Monitoring SQS Dead-Letter Queues with CloudWatch Metric Alarms and OpsGenie Integration

23.05.2024 — terraform — 2 min read

In this blog post, we'll explore how to create a CloudWatch metric alarm that monitors an Amazon Simple Queue Service (SQS) dead-letter queue and sends notifications to OpsGenie whenever there are messages in the dead-letter queue.

Dead-letter queues are essential for building fault-tolerant and reliable messaging systems. They serve as a repository for messages that cannot be processed successfully by the main queue, allowing for further investigation or reprocessing. However, it's crucial to monitor these queues and receive timely alerts when messages start accumulating, indicating potential issues that need to be addressed.

AWS CloudWatch provides a powerful monitoring solution for AWS services, including SQS. By creating CloudWatch metric alarms, you can define rules and thresholds to trigger alerts based on specific metrics. In this case, we'll create an alarm to monitor the ApproximateNumberOfMessagesVisible metric for the SQS dead-letter queue.

OpsGenie is a modern incident response and alerting platform that integrates seamlessly with AWS CloudWatch. By leveraging the OpsGenie integration, we can receive real-time alerts and notifications whenever our CloudWatch alarm is triggered, ensuring that our operations team is promptly informed about any issues with the dead-letter queue.

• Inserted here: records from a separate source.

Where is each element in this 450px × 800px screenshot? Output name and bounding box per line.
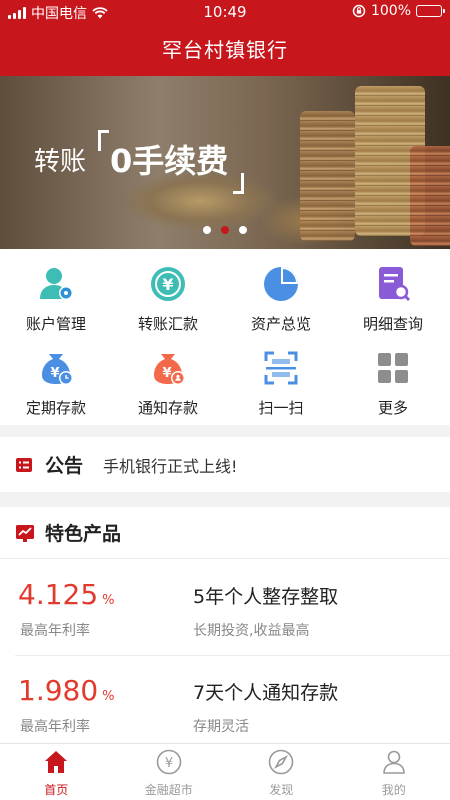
product-name: 5年个人整存整取: [193, 586, 339, 608]
tab-label: 发现: [269, 783, 294, 797]
grid-item-label: 定期存款: [25, 399, 86, 417]
banner-dot-active[interactable]: [221, 226, 229, 234]
compass-icon: [268, 749, 294, 775]
products-title: 特色产品: [45, 523, 122, 545]
products-header: 特色产品: [0, 507, 450, 559]
product-rate-label: 最高年利率: [20, 719, 90, 735]
user-icon: [382, 750, 405, 774]
page-title: 罕台村镇银行: [162, 38, 288, 62]
svg-text:¥: ¥: [165, 756, 173, 771]
coin-stack-image: [300, 111, 355, 241]
product-rate: 4.125%: [18, 578, 115, 611]
pie-chart-icon: [264, 267, 298, 301]
notice-deposit-icon: ¥: [154, 354, 185, 385]
tab-label: 我的: [381, 783, 406, 797]
product-row[interactable]: 4.125% 最高年利率 5年个人整存整取 长期投资,收益最高: [0, 560, 450, 655]
tab-label: 金融超市: [144, 783, 193, 797]
fixed-deposit-icon: ¥: [42, 354, 73, 385]
more-grid-icon: [378, 353, 408, 383]
grid-item-label: 扫一扫: [258, 399, 304, 417]
scan-icon: [264, 351, 298, 385]
grid-item-account[interactable]: 账户管理: [0, 249, 112, 333]
grid-item-label: 明细查询: [362, 315, 423, 333]
orientation-lock-icon: [352, 4, 366, 18]
status-bar: 中国电信 10:49 100%: [0, 0, 450, 24]
promo-banner[interactable]: 转账 0手续费: [0, 76, 450, 249]
grid-item-label: 资产总览: [250, 315, 311, 333]
tab-discover[interactable]: 发现: [225, 744, 338, 800]
product-name: 7天个人通知存款: [193, 682, 339, 704]
tab-mine[interactable]: 我的: [338, 744, 450, 800]
status-right: 100%: [352, 3, 445, 19]
announcement-bar[interactable]: 公告 手机银行正式上线!: [0, 437, 450, 492]
product-rate-unit: %: [102, 689, 115, 704]
announcement-label: 公告: [45, 455, 84, 477]
svg-text:¥: ¥: [162, 366, 171, 381]
product-desc: 存期灵活: [193, 719, 249, 735]
home-icon: [45, 751, 68, 773]
battery-icon: [416, 5, 445, 17]
svg-text:¥: ¥: [50, 366, 59, 381]
function-grid: 账户管理 ¥ 转账汇款 资产总览 明细查询 ¥ 定期存款 ¥ 通知存款 扫一扫 …: [0, 249, 450, 425]
battery-percent: 100%: [370, 3, 411, 19]
grid-item-detail[interactable]: 明细查询: [337, 249, 449, 333]
top-bar: 中国电信 10:49 100% 罕台村镇银行: [0, 0, 450, 76]
featured-products: 特色产品 4.125% 最高年利率 5年个人整存整取 长期投资,收益最高 1.9…: [0, 507, 450, 743]
announcement-icon: [16, 457, 32, 472]
product-rate-label: 最高年利率: [20, 623, 90, 639]
product-rate-value: 4.125: [18, 578, 99, 611]
announcement-message: 手机银行正式上线!: [103, 456, 238, 476]
banner-dot[interactable]: [239, 226, 247, 234]
banner-pagination: [0, 226, 450, 234]
grid-item-fixed-deposit[interactable]: ¥ 定期存款: [0, 333, 112, 417]
grid-item-label: 通知存款: [137, 399, 198, 417]
grid-item-transfer[interactable]: ¥ 转账汇款: [112, 249, 224, 333]
product-row[interactable]: 1.980% 最高年利率 7天个人通知存款 存期灵活: [0, 656, 450, 751]
bottom-tab-bar: 首页 ¥ 金融超市 发现 我的: [0, 743, 450, 800]
product-desc: 长期投资,收益最高: [193, 623, 310, 639]
grid-item-notice-deposit[interactable]: ¥ 通知存款: [112, 333, 224, 417]
grid-item-scan[interactable]: 扫一扫: [225, 333, 337, 417]
tab-finance-market[interactable]: ¥ 金融超市: [113, 744, 226, 800]
banner-headline: 转账 0手续费: [34, 130, 245, 194]
grid-item-label: 账户管理: [25, 315, 86, 333]
detail-search-icon: [379, 267, 411, 302]
transfer-icon: ¥: [151, 267, 185, 301]
svg-text:¥: ¥: [162, 275, 173, 294]
trend-chart-icon: [16, 524, 34, 542]
yuan-circle-icon: ¥: [156, 749, 182, 775]
product-rate-value: 1.980: [18, 674, 99, 707]
grid-item-label: 转账汇款: [137, 315, 198, 333]
product-rate: 1.980%: [18, 674, 115, 707]
tab-label: 首页: [44, 783, 69, 797]
grid-item-label: 更多: [377, 399, 408, 417]
banner-text-main: 转账: [34, 146, 87, 177]
tab-home[interactable]: 首页: [0, 744, 113, 800]
grid-item-more[interactable]: 更多: [337, 333, 449, 417]
banner-text-highlight: 0手续费: [98, 130, 245, 194]
grid-item-assets[interactable]: 资产总览: [225, 249, 337, 333]
banner-dot[interactable]: [203, 226, 211, 234]
product-rate-unit: %: [102, 593, 115, 608]
account-icon: [40, 268, 73, 300]
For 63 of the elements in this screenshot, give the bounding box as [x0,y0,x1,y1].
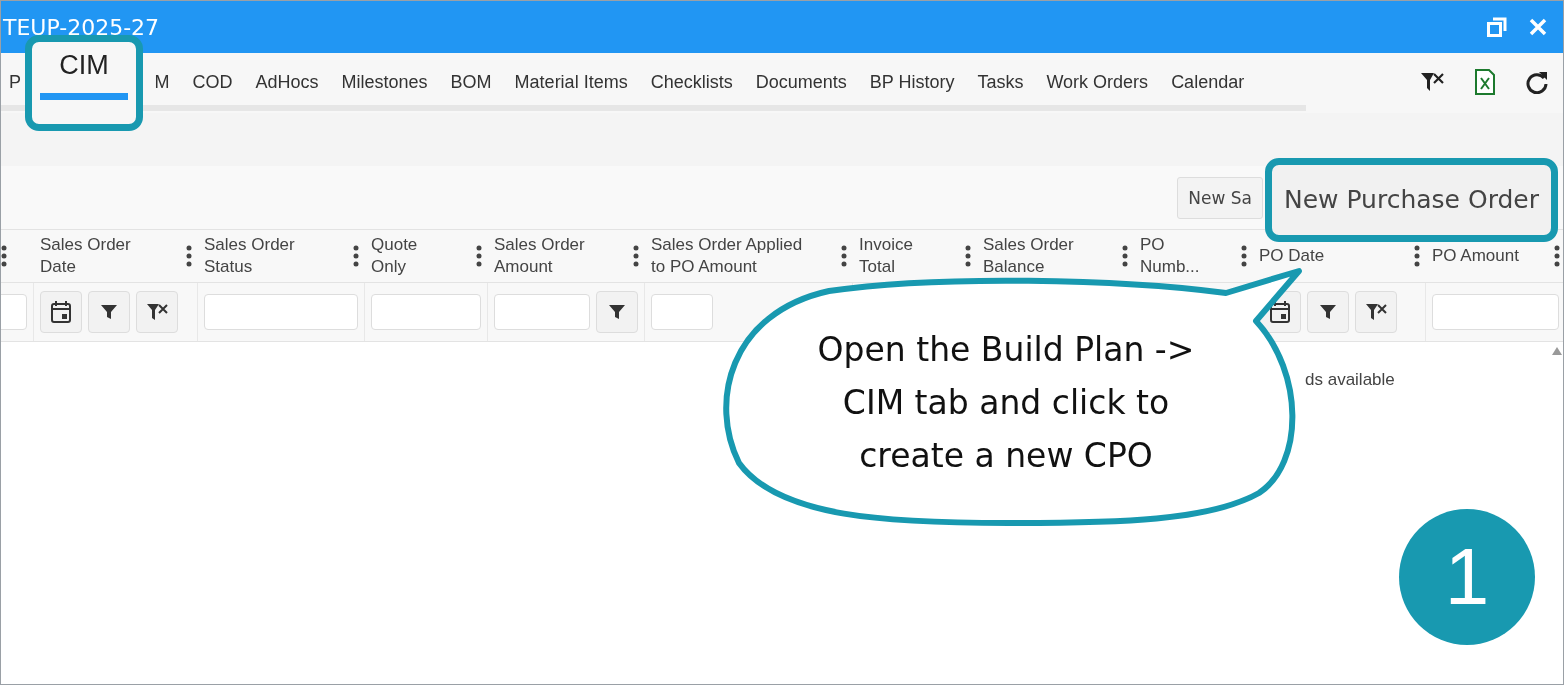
step-badge: 1 [1399,509,1535,645]
column-header: Sales Order Date [40,234,132,278]
tab[interactable]: Checklists [639,71,745,93]
column-header: PO Amount [1432,245,1519,267]
filter-field[interactable] [371,294,481,330]
callout-text: Open the Build Plan -> CIM tab and click to create a new CPO [816,329,1196,477]
clear-filter-button[interactable] [1355,291,1397,333]
tab[interactable]: P [1,71,21,93]
tab[interactable]: BOM [439,71,504,93]
tab[interactable]: COD [181,71,244,93]
column-header: Sales Order Applied to PO Amount [651,234,804,278]
column-menu-icon[interactable] [633,245,639,267]
clear-filter-button[interactable] [136,291,178,333]
tab[interactable]: Work Orders [1034,71,1160,93]
column-header: Quote Only [371,234,419,278]
tab[interactable]: Tasks [965,71,1035,93]
filter-field[interactable] [494,294,590,330]
filter-field[interactable] [204,294,358,330]
new-purchase-order-button[interactable]: New Purchase Order [1265,157,1558,242]
column-header: Sales Order Amount [494,234,586,278]
filter-button[interactable] [88,291,130,333]
clear-filter-icon [145,301,169,323]
column-menu-icon[interactable] [965,245,971,267]
column-menu-icon[interactable] [353,245,359,267]
tab[interactable]: AdHocs [244,71,331,93]
column-header: Sales Order Balance [983,234,1075,278]
filter-button[interactable] [1307,291,1349,333]
restore-icon[interactable] [1487,17,1507,37]
column-menu-icon[interactable] [1241,245,1247,267]
column-header: Sales Order Status [204,234,296,278]
column-menu-icon[interactable] [476,245,482,267]
column-menu-icon[interactable] [1414,245,1420,267]
column-header: PO Date [1259,245,1325,267]
filter-field[interactable] [1432,294,1559,330]
column-menu-icon[interactable] [1554,245,1560,267]
tab[interactable]: Material Items [503,71,640,93]
filter-button[interactable] [596,291,638,333]
calendar-icon [50,300,72,324]
filter-field[interactable] [651,294,713,330]
new-sales-order-button[interactable]: New Sa [1177,176,1263,219]
tab[interactable]: Calendar [1159,71,1256,93]
calendar-button[interactable] [40,291,82,333]
filter-icon [607,302,627,322]
column-menu-icon[interactable] [841,245,847,267]
clear-filter-icon [1364,301,1388,323]
column-menu-icon[interactable] [1122,245,1128,267]
scroll-up-icon[interactable] [1552,347,1562,355]
filter-icon [1318,302,1338,322]
column-header: Invoice Total [859,234,914,278]
tab[interactable]: BP History [858,71,966,93]
tab[interactable]: Documents [744,71,859,93]
empty-message: ds available [1305,370,1395,390]
close-icon[interactable] [1529,18,1547,36]
spreadsheet-icon[interactable] [1475,69,1495,95]
column-menu-icon[interactable] [1,245,7,267]
tab[interactable]: M [143,71,181,93]
calendar-icon [1269,300,1291,324]
tab[interactable]: CIM [25,35,143,131]
tab[interactable]: Milestones [330,71,440,93]
column-header: PO Numb... [1140,234,1201,278]
filter-icon [99,302,119,322]
column-menu-icon[interactable] [186,245,192,267]
refresh-icon[interactable] [1525,70,1549,94]
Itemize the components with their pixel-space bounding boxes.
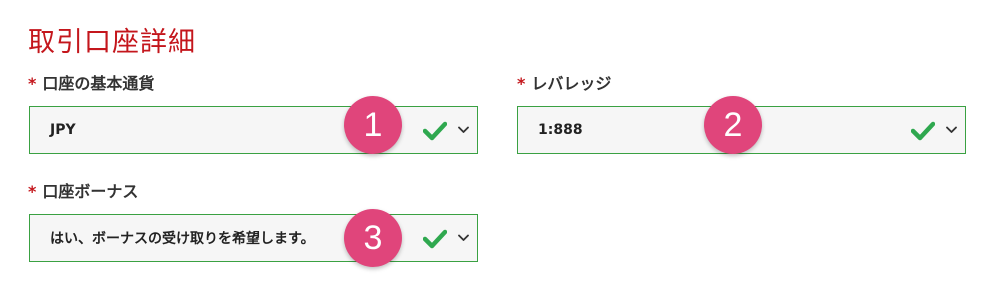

Here's the Terraform code that sets up the CloudWatch metric alarm and OpsGenie integration:

resource "aws_cloudwatch_metric_alarm" "send_notification_dlq_alarm" {
  alarm_name          = "${var.component}-${var.env}-send-notification-dlq-alarm"
  comparison_operator = "GreaterThanThreshold"
  evaluation_periods  = "1"
  metric_name         = "ApproximateNumberOfMessagesVisible"
  namespace           = "AWS/SQS"
  period              = "300"
  statistic           = "SampleCount"
  threshold           = "0"
  alarm_description   = "This metric checks for any messages in the dead letter queue"
  alarm_actions       = [aws_sns_topic.opsgenie.arn]
  dimensions = {
    QueueName = aws_sqs_queue.send_notification_dead_letter.name
  }
}

Let's break down the code:

comparison_operator: The comparison operator for the alarm (GreaterThanThreshold). evaluation_periods: The number of consecutive periods the metric must meet the threshold condition before triggering the alarm (1 period in this case). metric_name: The name of the SQS metric to monitor (ApproximateNumberOfMessagesVisible). period: The period (in seconds) over which the metric data is queried (300 seconds = 5 minutes). statistic: The statistic to apply to the metric (SampleCount). threshold: The threshold value for the alarm (0 in this case, meaning any non-zero value will trigger the alarm). alarm_actions: The ARN of the Amazon SNS topic associated with OpsGenie, where notifications will be sent. dimensions: The dimensions to identify the specific SQS queue (QueueName=send_notification_dead_letter).

With this CloudWatch metric alarm in place, OpsGenie will receive a notification whenever the ApproximateNumberOfMessagesVisible metric for the dead-letter queue exceeds the threshold of 0, indicating that there are messages in the queue.

OpsGenie provides a user-friendly interface for managing alerts, allowing you to acknowledge, assign, and resolve incidents. You can also configure escalation policies, on-call schedules, and integration with various communication channels (e.g., email, SMS, chat apps) to ensure that the right team members are notified promptly.

By combining the power of AWS CloudWatch, SQS dead-letter queues, and OpsGenie, you can effectively monitor and respond to potential issues in your messaging system, minimising downtime and ensuring smooth operations.